The Clean Air Act provides the current regulatory framework for climate policy in the United States. A key component of US policy as called for in President Obama’s recent memorandum to the US Environmental Protection Agency (EPA) will be the use of flexible approaches in achieving reductions in greenhouse gas emissions. EPA is expected to regulate existing stationary sources using tradable performance standards (averaging) under section 111(d) of the act. This section requires states to develop plans to implement the regulation. EPA will issue guidelines for states and may provide a model rule representing their ideal regulation for states to potentially incorporate in their plans, but many states are expected to propose additional flexibility mechanisms.
With coauthor Matt Woerman, we recently completed a paper that considers a variety of policy approaches that EPA will need to evaluate, whether as part of a model rule or if introduced by states. Unlike other parts of the Clean Air Act, section 111(d) requires consideration of multiple criteria. This section has a technological basis, so emissions rate changes would be a justified metric. The eventual outcome of interest is environmental performance, so emissions reductions are also meaningful. This section also calls for consideration of costs, and evaluation of policies according to a common marginal abatement cost could be used to compare stringency.

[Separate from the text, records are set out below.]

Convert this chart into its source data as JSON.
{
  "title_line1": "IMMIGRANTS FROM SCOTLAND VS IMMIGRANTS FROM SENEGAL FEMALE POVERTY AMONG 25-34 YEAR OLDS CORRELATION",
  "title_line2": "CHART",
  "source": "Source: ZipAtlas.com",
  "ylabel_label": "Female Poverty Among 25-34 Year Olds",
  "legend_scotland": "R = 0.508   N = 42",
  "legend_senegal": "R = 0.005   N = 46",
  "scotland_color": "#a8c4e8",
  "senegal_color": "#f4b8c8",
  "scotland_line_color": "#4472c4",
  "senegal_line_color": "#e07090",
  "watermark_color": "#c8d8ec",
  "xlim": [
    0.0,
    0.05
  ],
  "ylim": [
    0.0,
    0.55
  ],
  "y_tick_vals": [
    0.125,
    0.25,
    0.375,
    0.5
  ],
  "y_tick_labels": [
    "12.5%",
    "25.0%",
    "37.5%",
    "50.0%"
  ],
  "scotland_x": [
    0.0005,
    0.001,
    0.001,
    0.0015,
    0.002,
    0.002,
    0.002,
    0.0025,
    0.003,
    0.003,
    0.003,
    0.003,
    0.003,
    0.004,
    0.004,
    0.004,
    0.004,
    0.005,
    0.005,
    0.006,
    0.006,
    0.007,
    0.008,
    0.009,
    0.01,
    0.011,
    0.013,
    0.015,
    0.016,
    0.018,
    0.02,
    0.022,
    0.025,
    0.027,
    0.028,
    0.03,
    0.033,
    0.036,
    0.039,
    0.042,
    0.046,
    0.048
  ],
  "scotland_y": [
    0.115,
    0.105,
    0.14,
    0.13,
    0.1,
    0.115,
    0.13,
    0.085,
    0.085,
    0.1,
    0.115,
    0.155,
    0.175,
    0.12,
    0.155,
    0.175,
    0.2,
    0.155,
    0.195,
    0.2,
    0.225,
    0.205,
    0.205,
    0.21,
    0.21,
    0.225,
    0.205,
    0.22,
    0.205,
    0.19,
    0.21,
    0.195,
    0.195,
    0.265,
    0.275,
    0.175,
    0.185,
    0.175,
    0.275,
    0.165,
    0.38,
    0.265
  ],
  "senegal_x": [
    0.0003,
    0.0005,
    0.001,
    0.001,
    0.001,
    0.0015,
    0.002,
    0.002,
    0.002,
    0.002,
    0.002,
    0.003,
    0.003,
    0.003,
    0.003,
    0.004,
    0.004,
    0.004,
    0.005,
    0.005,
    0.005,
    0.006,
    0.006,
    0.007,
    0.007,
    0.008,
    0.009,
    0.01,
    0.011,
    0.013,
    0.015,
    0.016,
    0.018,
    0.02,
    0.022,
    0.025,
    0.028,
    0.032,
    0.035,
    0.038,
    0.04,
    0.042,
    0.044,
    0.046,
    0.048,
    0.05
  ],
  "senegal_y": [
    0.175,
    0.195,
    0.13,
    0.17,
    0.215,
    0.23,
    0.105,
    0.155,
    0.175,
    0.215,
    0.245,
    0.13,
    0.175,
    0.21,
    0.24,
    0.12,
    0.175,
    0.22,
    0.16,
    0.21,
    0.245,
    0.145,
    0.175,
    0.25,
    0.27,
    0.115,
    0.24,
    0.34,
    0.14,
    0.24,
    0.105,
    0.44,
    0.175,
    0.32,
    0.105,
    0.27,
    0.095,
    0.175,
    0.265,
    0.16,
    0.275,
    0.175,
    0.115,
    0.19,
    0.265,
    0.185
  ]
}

This approach is especially interesting because it leads to cost-effective regulation among the affected sources, and could be observed in the modeling that states will provide to support their implementation plans. We find that expanding flexibility enables an increase in ambition along any one of these metrics (emissions rates, reductions, and costs), but it can lead to ambiguous results with respect to other metrics, suggesting that multiple criteria should be balanced to fit the legal justification of the regulation.
Using RFF’s Haiku model, Matt Woerman and I simulated a tradable performance standard regulation at coal-fired power plants to achieve a 4 percent reduction in the average emissions rate based on recent engineering studies that identify technical opportunities to improve plant efficiency. The regulation results in a reduction of 93 million short tons of carbon dioxide emissions.
We then expanded flexibility by enlarging the set of generators that could contribute. At the same marginal abatement cost, a tradable performance standard that covers all generation sources results in nearly four times the emissions reductions. This approach maximizes net benefits, achieving more than $25 billion per year in net benefits (2009$ in 2020), split roughly evenly between climate-related benefits and reduction of other air pollutants, with an electricity price increase of only 1.3 percent.
These reductions could be expected to take the United States past 15 percentage points of the 17 percentage-point reduction from 2005 levels that President Obama pledged in Copenhagen in 2009. President Obama has asked his cabinet to look across federal rules and regulations to identify further opportunities to reduce emissions. Calibration to a consistent marginal abatement cost would be important to achieve cost-effectiveness in this effort. The marginal abatement cost we model in the electricity sector builds on a technical foundation of what is achievable at existing coal-fired power plants. Coincidentally, it is similar to recent estimates of the social cost of carbon dioxide emissions, suggesting a focal point for coordinating other regulatory efforts.